Il convient de rappeler qu’une réunion du CSE constitue un espace d’expression des représentants du personnel, où le débat, y compris soutenu et défendu avec passion, est inhérent à l’exercice du mandat. Isoler certains propos entre élu et direction, aussi véhéments puissent-ils être ressentis, de ce contexte pour en faire le fondement d’une procédure disciplinaire revient à méconnaître la réalité des relations sociales et à porter atteinte à la liberté d’expression des élus. Par ailleurs, il est reproché à notre délégué la gestion de ses heures de délégation lors de circonstances exceptionnelles ainsi que la diffusion de tracts syndicaux, activités pourtant expressément protégées par le droit du travail.

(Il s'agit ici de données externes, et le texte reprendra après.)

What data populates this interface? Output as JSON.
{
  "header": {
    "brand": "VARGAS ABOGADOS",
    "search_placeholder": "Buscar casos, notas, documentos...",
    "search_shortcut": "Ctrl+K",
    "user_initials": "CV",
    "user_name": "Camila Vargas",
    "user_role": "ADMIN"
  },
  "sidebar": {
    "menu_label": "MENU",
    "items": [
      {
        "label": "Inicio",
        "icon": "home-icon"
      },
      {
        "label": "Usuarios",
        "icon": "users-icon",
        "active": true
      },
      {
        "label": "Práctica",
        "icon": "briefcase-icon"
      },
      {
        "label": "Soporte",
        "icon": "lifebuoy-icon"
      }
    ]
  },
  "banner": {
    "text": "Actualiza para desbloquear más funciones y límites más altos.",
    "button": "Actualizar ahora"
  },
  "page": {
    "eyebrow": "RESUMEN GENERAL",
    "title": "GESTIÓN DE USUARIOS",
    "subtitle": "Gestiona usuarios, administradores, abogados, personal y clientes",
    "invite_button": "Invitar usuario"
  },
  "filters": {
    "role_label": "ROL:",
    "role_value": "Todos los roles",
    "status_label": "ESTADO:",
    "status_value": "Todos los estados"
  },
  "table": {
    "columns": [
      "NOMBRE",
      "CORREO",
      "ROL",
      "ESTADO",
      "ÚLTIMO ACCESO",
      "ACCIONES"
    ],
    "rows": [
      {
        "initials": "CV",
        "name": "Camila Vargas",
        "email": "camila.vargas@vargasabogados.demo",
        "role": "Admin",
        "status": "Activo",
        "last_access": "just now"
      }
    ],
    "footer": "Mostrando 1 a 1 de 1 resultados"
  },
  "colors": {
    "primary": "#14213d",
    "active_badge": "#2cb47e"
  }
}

Leur remise en cause dans le cadre d’une procédure disciplinaire constitue en elle-même un signal particulièrement préoccupant. Il convient de rappeler que le licenciement d’un salarié protégé est soumis à l’autorisation préalable de l’inspection du travail, laquelle exerce un contrôle approfondi sur la matérialité des faits reprochés et sur l’absence de lien avec l’exercice du mandat. En l’espèce, les éléments invoqués apparaissent indissociables de l’activité syndicale de notre délégué, par ailleurs membre du collectif d’animation nationale de SUD industrie.
Toute mesure de licenciement fondée sur de tels faits serait constitutive d’une atteinte grave aux libertés fondamentales, au premier rang desquelles la liberté syndicale et le droit d’expression des représentants du personnel. Dans ces conditions, l’Union Fédérale SUD Industrie apporte son soutien plein et entier à notre camarade Florent, ainsi qu’à l’ensemble des salariés mobilisés pour la défense de leurs droits.Elle demande à la direction de la société Bodet de mettre un terme immédiat à cette procédure,dépourvue de fondement légitime, et de revenir à un cadre de relations sociales respectueux du droit et des principes fondamentaux.
Un rassemblement est organisé le vendredi 17 avril à 10h00 devant l’entreprise Bodet Time &Sport (1 rue du général De Gaulle, 49340 Trémentines).
A l’occasion d’une réunion extraordinaire du CSE relative à ce projet de licenciement, l’Union Fédérale SUD Industrie se réserve l’ensemble des voies de droit nécessaires afin de faire respecter les garanties attachées au statut protecteur et de prévenir toute mesure de répression syndicale.
Un coup porté à l’un d’entre nous est un coup contre nous tous : il ne s’agit pas d’un slogan, mais d’un ENGAGEMENT.
Si cette procédure devait aller à son terme,nous mettrons en œuvre tous les moyens nécessaires, au niveau local comme national, pour la faire échouer et en faire un exemple de la lutte contre la répression syndicale.La direction tente aujourd’hui d’inverser les rôles : faire passer l’exercice du droit syndical pour un manquement, et ses propres pratiques pour une gestion normale des relations sociales. Une telle présentation ne saurait être retenue. Encore faut-il se souvenir que cela ne peut exister sans vérité ni examen de conscience.